Recently, I was looking for a faster alternative to the math exp(x) function. I found something that suited me very well, most often this solution is called Ankerl algorithm. Refs :
https://github.com/ekmett/approximate/blob/master/cbits/fast.c https://martin.ankerl.com/2012/01/25/optimized-approximative-pow-in-c-and-cpp/
There is typical Ankerl exp function implementation on C
double exp_fast(double a)
{
union { double d; long long x; } u;
u.x = (long long)(6497320848556798LL * a + 0x3fef127e83d16f12LL);
return u.d;
}
int main()
{
for (float x = 0; x < 10; x += 0.01)
std::cout << x << '\t'
<< exp(x) << '\t'
<< exp_fast(x)
<< std::endl;
return 0;
}
Unfortunately I could not find a description of this algorithm. Perhaps in the literature it is called something else. I tried to plot this function and was very surprised - this is a piecewise linear approximation of the exponent function!
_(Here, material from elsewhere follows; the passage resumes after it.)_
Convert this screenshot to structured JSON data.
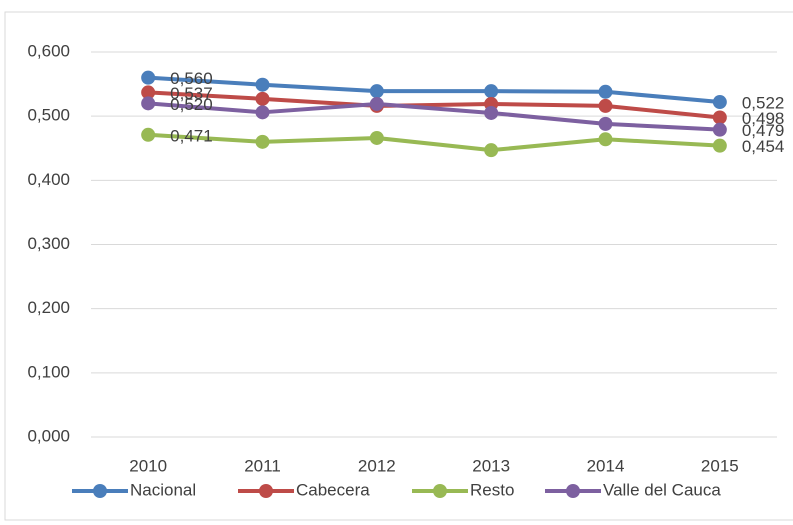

It works perfectly in a very wide range of output values. All graphs contain about a thousand points (click to zoom)
I could not understand exactly how it works despite all efforts. It surprises me how such a simple code can give such good approximation. I will be very grateful if someone can clearly explain how this works and from what considerations the values 6497320848556798LL, 0x3fef127e83d16f12LL are chosen. And the second thing - is it safe to use such a solution or is it a sort of dirty hack which should be avoided?